Upward pressure on construction prices as a result
Construction costs in Sri Lanka are set to climb as the island nation faces a deficit in sand and granite, two of the key raw building materials for the construction industry, reported one of the country’s biggest cement makers.
Officials at The Tokyo Cement Company (Lanka) PLC (TKYO) opined that obtaining licences for river sand mining and sand transport is too restrictive for the supply chain. Meanwhile the Port City project in Colombo is fast depleting the country’s stores of granite rock.
“The shortages of key raw materials, such as sand and aggregates, put additional pressure on the overall industry prices,” said TKYO Managing Director S.R. Gnanam.
“Overall, the construction industry saw the cost of structures spiralling upwards during the year.”

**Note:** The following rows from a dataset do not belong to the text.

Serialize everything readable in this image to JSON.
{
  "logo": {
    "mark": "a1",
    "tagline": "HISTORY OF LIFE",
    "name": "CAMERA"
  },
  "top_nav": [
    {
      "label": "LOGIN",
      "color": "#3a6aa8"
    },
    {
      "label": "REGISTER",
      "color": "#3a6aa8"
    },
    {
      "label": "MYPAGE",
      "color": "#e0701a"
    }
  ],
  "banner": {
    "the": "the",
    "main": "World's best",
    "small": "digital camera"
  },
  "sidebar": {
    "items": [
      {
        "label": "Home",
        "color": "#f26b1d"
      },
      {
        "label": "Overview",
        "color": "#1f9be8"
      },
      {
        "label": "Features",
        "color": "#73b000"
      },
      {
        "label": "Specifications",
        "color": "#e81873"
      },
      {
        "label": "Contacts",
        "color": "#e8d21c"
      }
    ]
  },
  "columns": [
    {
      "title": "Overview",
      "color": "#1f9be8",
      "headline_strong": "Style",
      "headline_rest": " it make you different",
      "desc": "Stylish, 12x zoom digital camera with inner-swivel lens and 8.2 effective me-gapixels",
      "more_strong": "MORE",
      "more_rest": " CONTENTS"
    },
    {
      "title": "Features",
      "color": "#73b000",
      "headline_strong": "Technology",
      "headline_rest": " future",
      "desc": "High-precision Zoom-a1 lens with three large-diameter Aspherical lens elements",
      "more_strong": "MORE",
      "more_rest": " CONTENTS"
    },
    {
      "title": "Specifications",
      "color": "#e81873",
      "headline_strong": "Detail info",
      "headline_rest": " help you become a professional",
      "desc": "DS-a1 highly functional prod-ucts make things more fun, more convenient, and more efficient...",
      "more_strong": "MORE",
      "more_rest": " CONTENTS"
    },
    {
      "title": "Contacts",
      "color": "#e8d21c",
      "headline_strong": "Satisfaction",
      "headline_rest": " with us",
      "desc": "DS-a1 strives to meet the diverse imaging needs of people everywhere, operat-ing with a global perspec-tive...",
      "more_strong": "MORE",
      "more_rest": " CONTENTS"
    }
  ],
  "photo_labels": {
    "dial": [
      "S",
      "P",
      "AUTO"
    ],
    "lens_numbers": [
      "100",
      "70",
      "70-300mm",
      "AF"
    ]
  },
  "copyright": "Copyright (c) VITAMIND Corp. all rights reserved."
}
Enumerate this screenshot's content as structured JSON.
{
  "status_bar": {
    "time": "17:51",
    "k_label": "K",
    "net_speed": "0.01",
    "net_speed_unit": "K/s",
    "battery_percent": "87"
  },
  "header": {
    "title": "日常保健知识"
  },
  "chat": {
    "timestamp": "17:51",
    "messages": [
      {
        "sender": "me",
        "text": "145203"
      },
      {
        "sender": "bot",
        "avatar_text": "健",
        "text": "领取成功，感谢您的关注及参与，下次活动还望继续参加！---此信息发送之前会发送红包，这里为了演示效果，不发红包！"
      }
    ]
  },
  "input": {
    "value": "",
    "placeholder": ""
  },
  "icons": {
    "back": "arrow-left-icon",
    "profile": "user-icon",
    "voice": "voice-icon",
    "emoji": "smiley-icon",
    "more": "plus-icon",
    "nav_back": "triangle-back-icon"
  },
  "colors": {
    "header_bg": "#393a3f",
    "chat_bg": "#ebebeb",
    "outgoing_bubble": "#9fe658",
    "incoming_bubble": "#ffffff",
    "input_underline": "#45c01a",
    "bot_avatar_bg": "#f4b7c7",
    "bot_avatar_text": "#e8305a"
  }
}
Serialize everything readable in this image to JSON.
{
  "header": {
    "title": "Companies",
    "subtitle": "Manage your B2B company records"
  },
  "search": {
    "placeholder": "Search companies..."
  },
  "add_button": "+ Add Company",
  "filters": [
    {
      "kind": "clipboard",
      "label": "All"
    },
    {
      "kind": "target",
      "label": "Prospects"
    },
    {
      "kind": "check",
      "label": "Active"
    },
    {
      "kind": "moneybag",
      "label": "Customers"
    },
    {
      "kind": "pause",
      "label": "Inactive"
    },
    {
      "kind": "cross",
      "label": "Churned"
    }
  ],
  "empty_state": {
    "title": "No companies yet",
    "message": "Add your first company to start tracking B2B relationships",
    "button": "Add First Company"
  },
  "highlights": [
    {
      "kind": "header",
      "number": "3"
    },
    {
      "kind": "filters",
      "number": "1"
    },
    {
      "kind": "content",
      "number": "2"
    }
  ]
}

While construction costs in Sri Lanka rank among the highest in South Asia, the construction sector constituted 7.6 percent of economic activity in 2016, compared with 6.9 percent in 2015. Major public works include the Megapolis Project, Port City, Central Expressway, Southern Expressway, and the third phase of the Outer Circular Highway.
The Sri Lankan government recently reestablished the Urban Development Authority mandated to “prepare development plans and to promote, implement and regulate development activities.” Experts believe such a move would dismantle the complex network of overlapping regulations in the construction sector.